Judy Pettet, High School Faculty

By Judy Pettet, High School Faculty


by Seamus Heaney

And some time make the time to drive out west

Into County Clare, along the Flaggy Shore,

In September or October, when the wind

And the light are working off each other

So that the ocean on one side is wild

With foam and glitter, and inland among stones

The surface of a slate-grey lake is lit

By the earthed lightening of a flock of swans,

Their feathers roughened and ruffling, white on white,

Their fully grown headstrong-looking heads

Tucked or cresting or busy underwater.

Useless to think you’ll park and capture it

More thoroughly. You are neither here nor there,

A hurry through which known and strange things pass

As big soft buffetings come at the car sideways

And catch the heart off guard

And blow it open.

In the early days of our shutdown, when we were isolating and so conscientiously disinfecting our homes and everything we touched, I suffered from intense claustrophobia— an anxiety from not being in open space.  So, like most everyone, I went for long walks.  My neighborhood is hilly, and I trudged up and down the streets for miles every day after I finished with classes.  But I still felt a kind of psychic claustrophobia and the urge to be free. 
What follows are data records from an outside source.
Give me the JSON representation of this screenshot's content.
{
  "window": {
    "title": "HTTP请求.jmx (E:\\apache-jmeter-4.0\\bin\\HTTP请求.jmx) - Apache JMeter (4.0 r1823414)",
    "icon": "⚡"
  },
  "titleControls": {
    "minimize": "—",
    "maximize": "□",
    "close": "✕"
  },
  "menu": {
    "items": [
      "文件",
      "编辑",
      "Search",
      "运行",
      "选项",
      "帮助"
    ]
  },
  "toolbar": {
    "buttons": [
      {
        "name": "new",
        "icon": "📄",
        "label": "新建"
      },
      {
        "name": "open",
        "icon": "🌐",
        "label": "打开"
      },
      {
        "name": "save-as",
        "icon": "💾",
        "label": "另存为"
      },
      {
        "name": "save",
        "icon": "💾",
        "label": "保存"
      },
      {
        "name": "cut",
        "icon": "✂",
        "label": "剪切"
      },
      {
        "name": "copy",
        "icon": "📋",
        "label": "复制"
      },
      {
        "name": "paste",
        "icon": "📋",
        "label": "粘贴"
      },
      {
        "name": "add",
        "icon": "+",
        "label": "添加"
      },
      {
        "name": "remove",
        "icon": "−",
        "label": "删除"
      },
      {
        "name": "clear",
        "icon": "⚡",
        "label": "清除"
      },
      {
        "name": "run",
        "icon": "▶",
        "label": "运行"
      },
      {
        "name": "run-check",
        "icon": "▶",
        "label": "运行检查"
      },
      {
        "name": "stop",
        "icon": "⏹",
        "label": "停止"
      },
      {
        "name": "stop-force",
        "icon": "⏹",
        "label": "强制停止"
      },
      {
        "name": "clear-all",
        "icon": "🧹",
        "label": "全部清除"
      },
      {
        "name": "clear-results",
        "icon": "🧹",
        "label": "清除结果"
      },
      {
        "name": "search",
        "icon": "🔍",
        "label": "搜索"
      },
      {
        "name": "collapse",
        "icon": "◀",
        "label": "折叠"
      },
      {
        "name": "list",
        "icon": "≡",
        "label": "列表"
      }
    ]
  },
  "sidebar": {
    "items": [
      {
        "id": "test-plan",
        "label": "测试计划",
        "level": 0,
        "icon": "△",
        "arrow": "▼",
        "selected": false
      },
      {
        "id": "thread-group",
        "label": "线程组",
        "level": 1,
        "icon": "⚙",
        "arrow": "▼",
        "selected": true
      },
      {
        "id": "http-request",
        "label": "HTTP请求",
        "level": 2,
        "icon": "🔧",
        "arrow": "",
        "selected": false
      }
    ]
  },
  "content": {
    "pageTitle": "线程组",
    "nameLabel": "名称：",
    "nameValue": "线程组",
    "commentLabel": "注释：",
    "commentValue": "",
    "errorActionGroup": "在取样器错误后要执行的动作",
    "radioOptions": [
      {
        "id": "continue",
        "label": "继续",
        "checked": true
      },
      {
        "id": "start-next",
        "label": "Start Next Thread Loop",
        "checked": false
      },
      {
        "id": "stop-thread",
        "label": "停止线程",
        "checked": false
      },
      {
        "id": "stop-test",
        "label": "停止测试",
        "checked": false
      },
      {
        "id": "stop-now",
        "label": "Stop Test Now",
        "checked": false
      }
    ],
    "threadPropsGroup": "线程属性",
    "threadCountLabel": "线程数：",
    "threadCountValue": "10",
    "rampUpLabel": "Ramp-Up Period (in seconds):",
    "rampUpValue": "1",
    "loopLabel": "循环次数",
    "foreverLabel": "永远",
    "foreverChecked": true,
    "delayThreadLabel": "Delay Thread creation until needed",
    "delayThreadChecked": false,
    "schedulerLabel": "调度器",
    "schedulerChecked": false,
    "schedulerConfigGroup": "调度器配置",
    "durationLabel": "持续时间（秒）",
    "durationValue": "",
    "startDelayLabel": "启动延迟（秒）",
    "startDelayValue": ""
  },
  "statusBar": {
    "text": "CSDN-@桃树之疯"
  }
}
I frequently walk along Lake Washington, and in the sunny but still chilly days of spring the water became the focus of my passion.  I yearned to be in the water and away— away from land, away from gravity, away from the lifeless rectangle of my computer screen and the oppression of worry and fear and boredom. And so I bought a wetsuit.
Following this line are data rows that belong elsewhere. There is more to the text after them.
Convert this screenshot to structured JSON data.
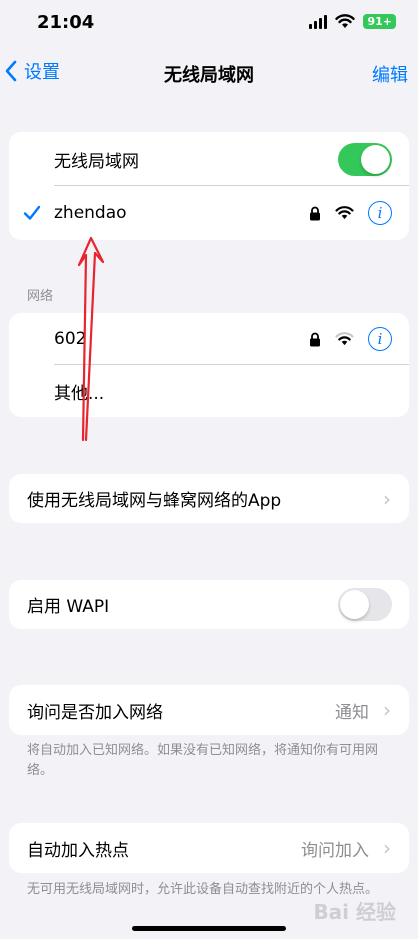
{
  "status_bar": {
    "time": "21:04",
    "battery": "91+"
  },
  "nav": {
    "back_label": "设置",
    "title": "无线局域网",
    "edit_label": "编辑"
  },
  "wlan_group": {
    "toggle_label": "无线局域网",
    "toggle_on": true,
    "connected_network": "zhendao"
  },
  "networks": {
    "header": "网络",
    "items": [
      {
        "name": "602"
      }
    ],
    "other_label": "其他..."
  },
  "apps_row": {
    "label": "使用无线局域网与蜂窝网络的App"
  },
  "wapi": {
    "label": "启用 WAPI",
    "toggle_on": false
  },
  "ask_join": {
    "label": "询问是否加入网络",
    "value": "通知",
    "footer": "将自动加入已知网络。如果没有已知网络，将通知你有可用网络。"
  },
  "auto_hotspot": {
    "label": "自动加入热点",
    "value": "询问加入",
    "footer": "无可用无线局域网时，允许此设备自动查找附近的个人热点。"
  },
  "watermark": "Bai 经验",
  "colors": {
    "accent": "#007aff",
    "toggle_on": "#34c759",
    "background": "#f2f2f7",
    "annotation": "#e8242e"
  }
}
With a like-minded friend, I took my first plunge in early April.  The water that was so icy cold it hurt our hands and gave us headaches, but we persevered and after a few weeks we were able to swim happily for 30 minutes or so.  And what a joy!  Yes, it was still cold, but oh boy did it feel great to leave the shore and go out into a world without boundaries, to float and roll and move with ease and forget about gravity for a little while.  We swam through the spring and summer, and this fall I’ve been going to the lake in the early morning to swim and watch the sun rise before my workday begins. I love it entirely. Though I always feel a moment of reluctance, I love the quick shock of the first plunge; I love that with each stroke, again and again, I look down into eerie darkness and then up into the bright blue expanse of the sky.

Open water is wild, and when I swim away from shore I experience what I believe Heaney means when he writes “You are neither here nor there,” and describes feeling “known and strange things pass.” That is a blessing I hope everyone finds from time to time, in whatever place or action allows them to be open to the experience: to feel both lost and at home, and to have the heart caught off guard.